Electronic Document Management
Case Studies:
Sur-Seal slashes costs and cycle times.
Providing top quality Gasket and Sealing related products has been the goal of Sur-Seal for more than 35 years. Sur-Seal is a family owned business and features a team based Management system that is committed to putting customers first. To Sur-Seal, this means continuous quality improvement, on-time delivery and involved employees who look out for a customers best interests. Several years ago, after using an obsolete print to fill a customer order and having to sustain a costly rework, Jim Wilz VP of Finance, was determined to find a better way than was offered by the current folder based paper system.
Although lots of effort and expense went in to maintaining the paper based manufacturing order system, it was prone to mistakes by it's very nature. Drawings were misfiled or lost .The sheer quantity of orders and the fact that there was a folder created for each order was claiming more and more room for filing space. Four employees spent a good part of their day making copies of drawings to go into the files along with associated specifications to build and ship the order.
Quality is critical to Sur-Seal and knowing what materials were used to fill customer orders is often information needed by management to respond quickly to customer requests. Searching through multiple folders to find these answers was becoming a daunting if not impossible task.
After reading about Docuvision in a trade publication, Jim Wilz invited Terry Wright, President of Docuvision in to look over the current system and to suggest software that could address the challenges inherent in the paper-based system. After studying the problem to gain an understanding of SurSeal's needs, Docuvision returned with a demonstration showing how the existing customer print files could be scanned into a "document management" system called Keyfile.
Once captured, the prints would be permanently stored on the existing Novell network and accessible to anyone who needed to see it from their computer workstation. Now, anyone could look at the print get the information they needed without leaving their desk. The next step was to bring manufacturing into the picture and after another meeting or two, a way was devised to incorporate bar-codes with the printing of the actual shop order so that drawing numbers could be referenced right on the shop order and a person out on the shop floor could use a computer and a laser wand to access the drawing out on the shop floor. Gage information at the inspection station is now written right on the two-sided shop order and even the shipping information is printed on labels and a copy stuck on the order. The last stop for the shop order is back in the office where the order is scanned on a two-sided scanner.

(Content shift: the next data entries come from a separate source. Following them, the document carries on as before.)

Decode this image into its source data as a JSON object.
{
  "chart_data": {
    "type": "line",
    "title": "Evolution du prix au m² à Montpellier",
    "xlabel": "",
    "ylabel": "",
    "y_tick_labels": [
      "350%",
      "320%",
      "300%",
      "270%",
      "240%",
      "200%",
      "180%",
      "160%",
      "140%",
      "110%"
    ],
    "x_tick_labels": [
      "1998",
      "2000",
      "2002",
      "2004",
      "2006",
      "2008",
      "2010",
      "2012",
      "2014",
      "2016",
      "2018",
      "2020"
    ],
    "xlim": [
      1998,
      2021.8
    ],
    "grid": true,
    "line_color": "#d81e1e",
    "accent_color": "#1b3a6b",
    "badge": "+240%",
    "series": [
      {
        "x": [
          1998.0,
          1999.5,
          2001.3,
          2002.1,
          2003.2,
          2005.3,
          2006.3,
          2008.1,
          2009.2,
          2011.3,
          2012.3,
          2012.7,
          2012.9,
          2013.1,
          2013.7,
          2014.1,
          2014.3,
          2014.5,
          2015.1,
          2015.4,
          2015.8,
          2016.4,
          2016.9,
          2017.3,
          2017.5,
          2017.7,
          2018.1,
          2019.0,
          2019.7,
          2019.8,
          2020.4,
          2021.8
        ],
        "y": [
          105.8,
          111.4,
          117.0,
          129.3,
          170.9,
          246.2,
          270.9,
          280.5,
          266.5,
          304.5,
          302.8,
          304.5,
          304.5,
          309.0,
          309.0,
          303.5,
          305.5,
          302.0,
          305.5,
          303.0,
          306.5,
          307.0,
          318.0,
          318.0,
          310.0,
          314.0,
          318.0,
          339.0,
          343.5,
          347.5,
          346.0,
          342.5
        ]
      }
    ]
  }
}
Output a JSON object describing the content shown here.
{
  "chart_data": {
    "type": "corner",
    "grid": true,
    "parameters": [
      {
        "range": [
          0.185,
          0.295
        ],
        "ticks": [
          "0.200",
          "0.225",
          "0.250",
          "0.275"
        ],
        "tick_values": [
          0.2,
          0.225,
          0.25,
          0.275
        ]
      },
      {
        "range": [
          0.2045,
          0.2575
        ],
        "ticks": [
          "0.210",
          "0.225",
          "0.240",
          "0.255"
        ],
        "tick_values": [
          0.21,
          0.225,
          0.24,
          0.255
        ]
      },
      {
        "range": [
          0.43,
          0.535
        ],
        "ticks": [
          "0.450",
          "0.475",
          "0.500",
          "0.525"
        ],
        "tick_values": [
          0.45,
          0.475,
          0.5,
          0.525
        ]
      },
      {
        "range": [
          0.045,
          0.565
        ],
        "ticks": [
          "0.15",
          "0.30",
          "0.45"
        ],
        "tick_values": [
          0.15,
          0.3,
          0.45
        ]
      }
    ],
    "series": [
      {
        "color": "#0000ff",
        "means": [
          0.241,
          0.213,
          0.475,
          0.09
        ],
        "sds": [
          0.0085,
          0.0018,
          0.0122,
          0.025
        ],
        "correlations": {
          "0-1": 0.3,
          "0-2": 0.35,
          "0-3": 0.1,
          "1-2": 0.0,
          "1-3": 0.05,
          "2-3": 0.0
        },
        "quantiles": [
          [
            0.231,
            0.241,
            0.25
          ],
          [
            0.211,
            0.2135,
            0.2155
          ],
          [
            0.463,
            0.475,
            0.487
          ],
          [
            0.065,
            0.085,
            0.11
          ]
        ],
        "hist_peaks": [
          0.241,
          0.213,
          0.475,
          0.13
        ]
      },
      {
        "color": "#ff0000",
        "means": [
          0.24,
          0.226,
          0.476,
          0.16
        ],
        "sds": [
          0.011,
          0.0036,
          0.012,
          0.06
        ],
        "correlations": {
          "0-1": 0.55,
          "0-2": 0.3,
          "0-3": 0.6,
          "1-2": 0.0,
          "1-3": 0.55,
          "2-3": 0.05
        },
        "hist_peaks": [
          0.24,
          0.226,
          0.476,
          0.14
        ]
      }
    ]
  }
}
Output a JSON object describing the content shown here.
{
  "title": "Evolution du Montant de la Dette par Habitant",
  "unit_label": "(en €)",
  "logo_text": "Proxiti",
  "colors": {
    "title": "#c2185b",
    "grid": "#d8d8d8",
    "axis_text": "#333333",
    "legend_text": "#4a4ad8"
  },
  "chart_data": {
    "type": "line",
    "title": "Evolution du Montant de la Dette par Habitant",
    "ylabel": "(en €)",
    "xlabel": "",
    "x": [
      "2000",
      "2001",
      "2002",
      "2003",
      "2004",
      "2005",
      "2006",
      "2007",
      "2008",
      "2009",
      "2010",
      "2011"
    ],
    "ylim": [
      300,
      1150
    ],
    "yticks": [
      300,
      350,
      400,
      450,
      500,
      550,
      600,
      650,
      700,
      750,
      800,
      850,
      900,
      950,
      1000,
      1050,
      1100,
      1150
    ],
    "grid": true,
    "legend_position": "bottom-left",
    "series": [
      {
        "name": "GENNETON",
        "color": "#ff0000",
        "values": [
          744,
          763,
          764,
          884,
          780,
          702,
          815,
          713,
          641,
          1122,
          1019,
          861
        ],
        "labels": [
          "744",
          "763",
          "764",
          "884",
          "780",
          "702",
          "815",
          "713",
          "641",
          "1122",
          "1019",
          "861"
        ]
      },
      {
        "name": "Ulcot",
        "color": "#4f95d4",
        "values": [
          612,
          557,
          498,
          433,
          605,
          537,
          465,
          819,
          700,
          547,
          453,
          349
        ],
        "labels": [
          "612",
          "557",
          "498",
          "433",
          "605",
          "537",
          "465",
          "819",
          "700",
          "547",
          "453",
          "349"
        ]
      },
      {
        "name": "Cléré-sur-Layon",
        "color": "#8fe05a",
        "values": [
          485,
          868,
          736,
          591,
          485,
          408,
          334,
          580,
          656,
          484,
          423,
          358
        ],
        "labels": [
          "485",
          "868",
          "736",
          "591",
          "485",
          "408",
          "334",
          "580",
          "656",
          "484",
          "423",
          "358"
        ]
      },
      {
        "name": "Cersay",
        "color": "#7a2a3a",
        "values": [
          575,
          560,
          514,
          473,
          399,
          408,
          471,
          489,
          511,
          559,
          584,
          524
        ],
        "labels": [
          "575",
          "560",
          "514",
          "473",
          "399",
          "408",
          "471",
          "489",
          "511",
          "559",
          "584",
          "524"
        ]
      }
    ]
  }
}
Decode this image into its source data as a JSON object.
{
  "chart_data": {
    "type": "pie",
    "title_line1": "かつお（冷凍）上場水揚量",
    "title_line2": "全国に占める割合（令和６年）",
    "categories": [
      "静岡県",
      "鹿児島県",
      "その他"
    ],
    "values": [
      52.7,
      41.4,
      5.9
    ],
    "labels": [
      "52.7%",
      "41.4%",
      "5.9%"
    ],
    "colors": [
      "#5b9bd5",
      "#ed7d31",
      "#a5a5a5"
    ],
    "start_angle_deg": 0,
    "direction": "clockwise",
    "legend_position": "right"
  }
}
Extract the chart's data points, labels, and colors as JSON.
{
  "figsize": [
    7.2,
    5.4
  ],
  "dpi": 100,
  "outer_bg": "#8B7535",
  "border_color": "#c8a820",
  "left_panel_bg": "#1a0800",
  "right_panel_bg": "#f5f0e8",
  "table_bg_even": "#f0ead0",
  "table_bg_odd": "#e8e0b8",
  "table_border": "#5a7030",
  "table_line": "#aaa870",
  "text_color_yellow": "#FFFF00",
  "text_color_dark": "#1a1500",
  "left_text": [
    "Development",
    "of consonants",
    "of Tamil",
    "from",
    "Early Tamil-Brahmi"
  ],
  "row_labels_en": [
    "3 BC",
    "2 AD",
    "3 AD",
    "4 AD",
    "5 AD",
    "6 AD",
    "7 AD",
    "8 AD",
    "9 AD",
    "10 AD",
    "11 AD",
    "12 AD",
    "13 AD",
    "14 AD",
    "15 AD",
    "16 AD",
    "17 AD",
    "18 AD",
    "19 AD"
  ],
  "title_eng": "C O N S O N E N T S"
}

The bar codes on the order are used again because the Docuvision software can read them and electronically file the image on the network by customer and by part#. The filing clerks have now been reassigned to the Sales and Quality departments. The space formerly used for filing storage is now used for engineering. Jim Wilz says "ISO inspections are now a breeze. Customers who visit are more confident in us as a supplier. It's hard to imagine how we could ever go back to the old way."